"A podridão alastra por todo o Estado e o cheiro doce torna-se uma grande preocupação nos campos. Os homens que sabem enxertar as árvores e tornar fecundas e fortes as sementes, não encontram meios de deixarem a gente esfaimada comer os seus produtos. Homens que criaram novas frutas para o mundo, não sabem criar um sistema pelo qual as tais frutas possam ser comidas. E o malogro paira sobre o Estado como um grande desgosto.
As operações praticadas nas raízes das vinhas e das árvores devem ser destruídas, para que sejam mantidos os preços elevados. É isto o mais triste, o mais amargo de tudo. Carradas de laranjas são atiradas para o chão. O pessoal vinha de milhas de distância para buscar frutas, mas agora, não lhes é permitido fazê-lo. Não iam comprar laranjas a vinte cents a dúzia, quando lhes bastava pular do carro e apanhá-las do chão. Homens armados de mangueiras derramam querosene por cima das laranjas e enfurecem-se contra o crime, contra o crime daquela gente que veio à procura das frutas. Um milhão de criaturas com fome, de criaturas que precisam de frutas... e o querosene derramado sobre as faldas das montanhas douradas.
O cheiro a podridão enche o país.
Queimam café como combustível de navios. Queimam o milho para aquecer; o milho dá um lume excelente. Atiram batatas aos rios, colocando guardas ao longo das margens, para evitar que o povo faminto intente pescá-las. Abatem porcos, enterram-nos e deixam a putrescência penetrar na terra.
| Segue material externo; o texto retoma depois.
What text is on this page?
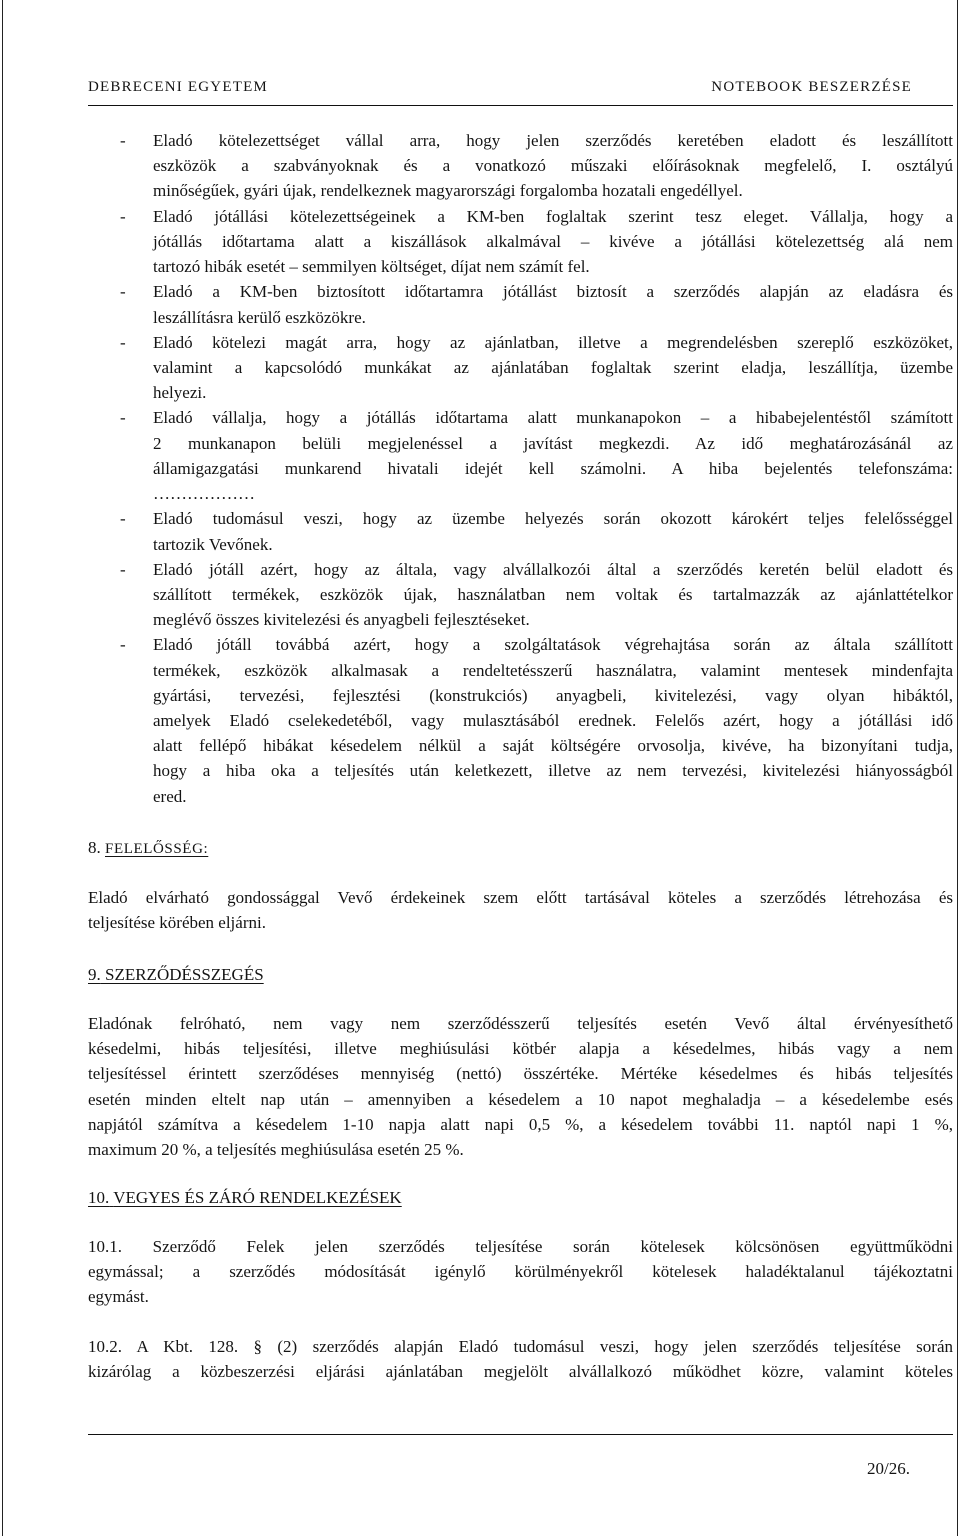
DEBRECENI EGYETEM	NOTEBOOK BESZERZÉSE
- Eladó kötelezettséget vállal arra, hogy jelen szerződés keretében eladott és leszállított
eszközök a szabványoknak és a vonatkozó műszaki előírásoknak megfelelő, I. osztályú
minőségűek, gyári újak, rendelkeznek magyarországi forgalomba hozatali engedéllyel.
- Eladó jótállási kötelezettségeinek a KM-ben foglaltak szerint tesz eleget. Vállalja, hogy a
jótállás időtartama alatt a kiszállások alkalmával – kivéve a jótállási kötelezettség alá nem
tartozó hibák esetét – semmilyen költséget, díjat nem számít fel.
- Eladó a KM-ben biztosított időtartamra jótállást biztosít a szerződés alapján az eladásra és
leszállításra kerülő eszközökre.
- Eladó kötelezi magát arra, hogy az ajánlatban, illetve a megrendelésben szereplő eszközöket,
valamint a kapcsolódó munkákat az ajánlatában foglaltak szerint eladja, leszállítja, üzembe
helyezi.
- Eladó vállalja, hogy a jótállás időtartama alatt munkanapokon – a hibabejelentéstől számított
2 munkanapon belüli megjelenéssel a javítást megkezdi. Az idő meghatározásánál az
államigazgatási munkarend hivatali idejét kell számolni. A hiba bejelentés telefonszáma:
………………
- Eladó tudomásul veszi, hogy az üzembe helyezés során okozott károkért teljes felelősséggel
tartozik Vevőnek.
- Eladó jótáll azért, hogy az általa, vagy alvállalkozói által a szerződés keretén belül eladott és
szállított termékek, eszközök újak, használatban nem voltak és tartalmazzák az ajánlattételkor
meglévő összes kivitelezési és anyagbeli fejlesztéseket.
- Eladó jótáll továbbá azért, hogy a szolgáltatások végrehajtása során az általa szállított
termékek, eszközök alkalmasak a rendeltetésszerű használatra, valamint mentesek mindenfajta
gyártási, tervezési, fejlesztési (konstrukciós) anyagbeli, kivitelezési, vagy olyan hibáktól,
amelyek Eladó cselekedetéből, vagy mulasztásából erednek. Felelős azért, hogy a jótállási idő
alatt fellépő hibákat késedelem nélkül a saját költségére orvosolja, kivéve, ha bizonyítani tudja,
hogy a hiba oka a teljesítés után keletkezett, illetve az nem tervezési, kivitelezési hiányosságból
ered.
8. FELELŐSSÉG:
Eladó elvárható gondossággal Vevő érdekeinek szem előtt tartásával köteles a szerződés létrehozása és
teljesítése körében eljárni.
9. SZERZŐDÉSSZEGÉS
Eladónak felróható, nem vagy nem szerződésszerű teljesítés esetén Vevő által érvényesíthető
késedelmi, hibás teljesítési, illetve meghiúsulási kötbér alapja a késedelmes, hibás vagy a nem
teljesítéssel érintett szerződéses mennyiség (nettó) összértéke. Mértéke késedelmes és hibás teljesítés
esetén minden eltelt nap után – amennyiben a késedelem a 10 napot meghaladja – a késedelembe esés
napjától számítva a késedelem 1-10 napja alatt napi 0,5 %, a késedelem további 11. naptól napi 1 %,
maximum 20 %, a teljesítés meghiúsulása esetén 25 %.
10. VEGYES ÉS ZÁRÓ RENDELKEZÉSEK
10.1. Szerződő Felek jelen szerződés teljesítése során kötelesek kölcsönösen együttműködni
egymással; a szerződés módosítását igénylő körülményekről kötelesek haladéktalanul tájékoztatni
egymást.
10.2. A Kbt. 128. § (2) szerződés alapján Eladó tudomásul veszi, hogy jelen szerződés teljesítése során
kizárólag a közbeszerzési eljárási ajánlatában megjelölt alvállalkozó működhet közre, valamint köteles
20/26.
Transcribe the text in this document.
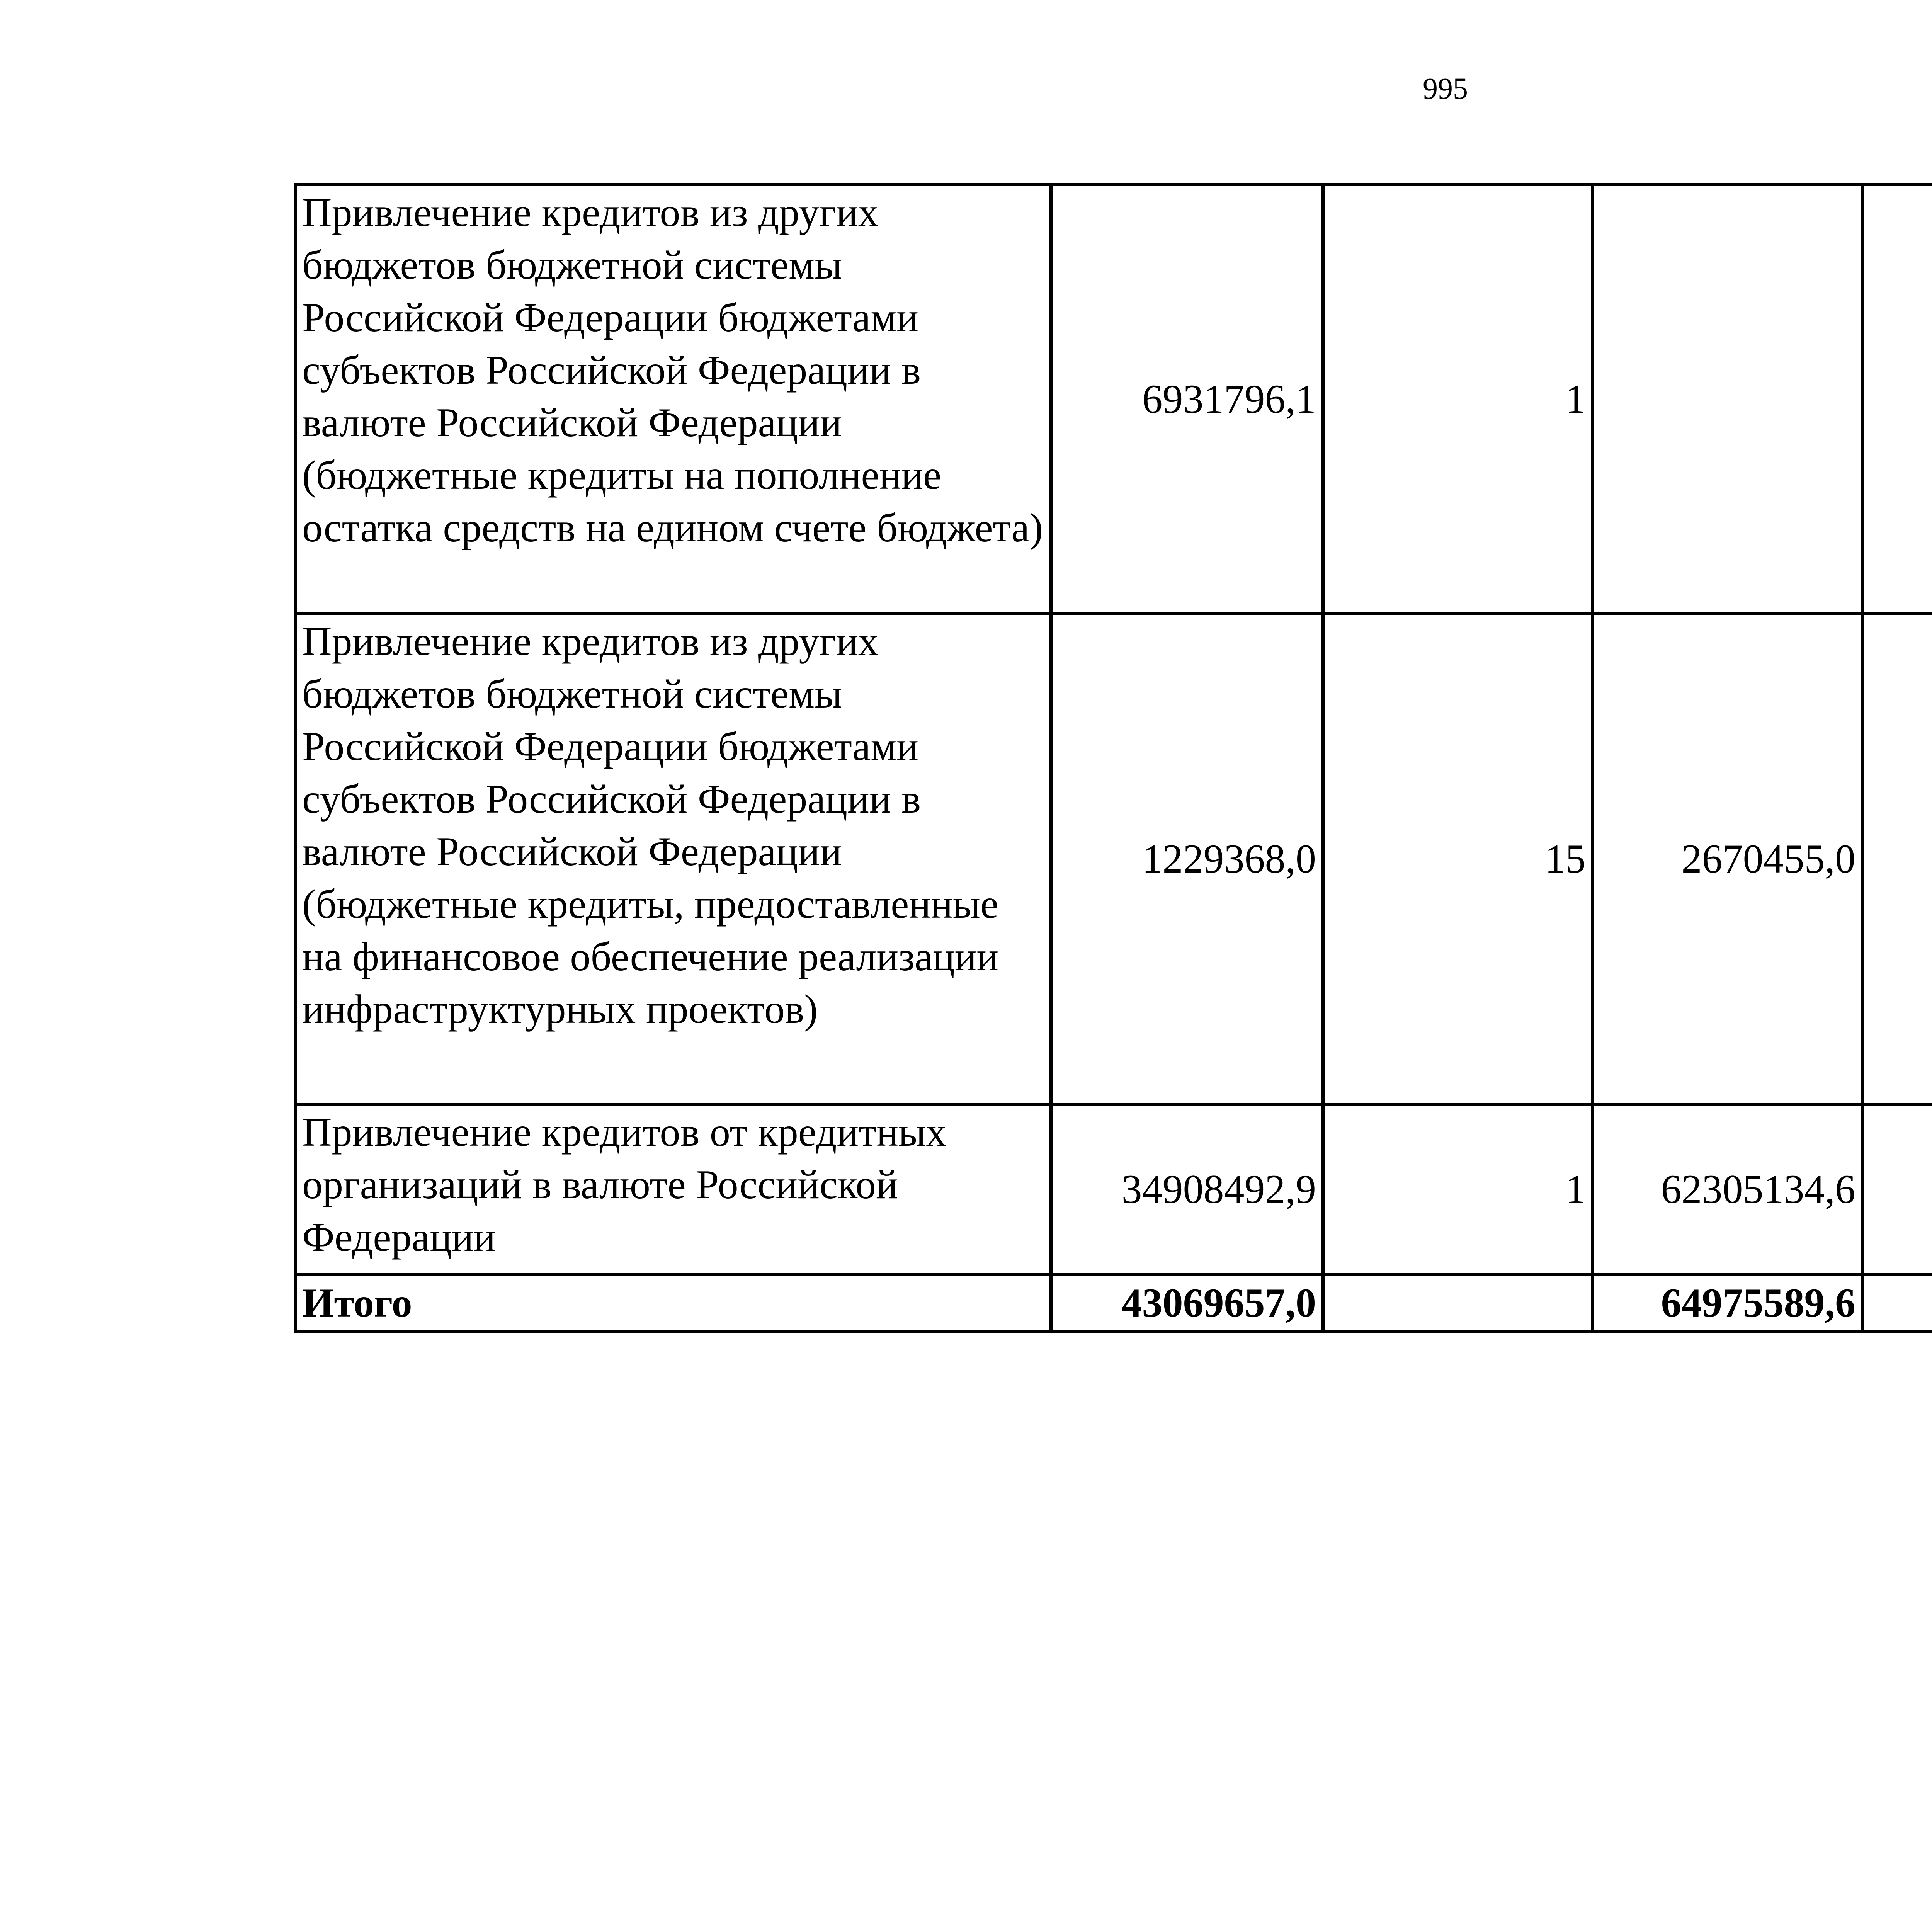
995
Привлечение кредитов из других бюджетов бюджетной системы Российской Федерации бюджетами субъектов Российской Федерации в валюте Российской Федерации (бюджетные кредиты на пополнение остатка средств на едином счете бюджета)	6931796,1	1				
Привлечение кредитов из других бюджетов бюджетной системы Российской Федерации бюджетами субъектов Российской Федерации в валюте Российской Федерации (бюджетные кредиты, предоставленные на финансовое обеспечение реализации инфраструктурных проектов)	1229368,0	15	2670455,0			
Привлечение кредитов от кредитных организаций в валюте Российской Федерации	34908492,9	1	62305134,6			
Итого	43069657,0		64975589,6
Há nisto tudo um crime, um crime que ultrapassa o entendimento humano. Há nisto uma tristeza, uma tristeza que o pranto não consegue simbolizar. Há um malogro que opõe barreiras a todos os nossos êxitos; à terra fértil, às filas rectas de árvores, aos troncos vigorosos e às frutas maduras. Crianças atingidas pela pelagra têm de morrer porque a laranja não pode deixar de proporcionar lucros. Os médicos legistas devem declarar nas certidões de óbito: "morte por inanição", porque a comida deve apodrecer, deve, por força, apodrecer.
O povo vem com redes para pescar as batatas no rio, e os guardas impedem-no. Os homens vêm nos carros ruidosos apanhar as laranjas caídas no chão, mas as laranjas estão untadas de querosene. E ficam imóveis, vendo as batatas passarem flutuando; ouvem os gritos dos porcos abatidos num fosso e cobertos de cal viva; contemplam montanhas de laranjas, rolando num lodaçal putrefacto. Nos olhos dos homens reflecte-se o malogro. Nos olhos esfaimados cresce a ira. Na alma do povo, as vinhas da ira crescem e espraiam-se pesadamente, pesadamente amadurecendo para a vindima."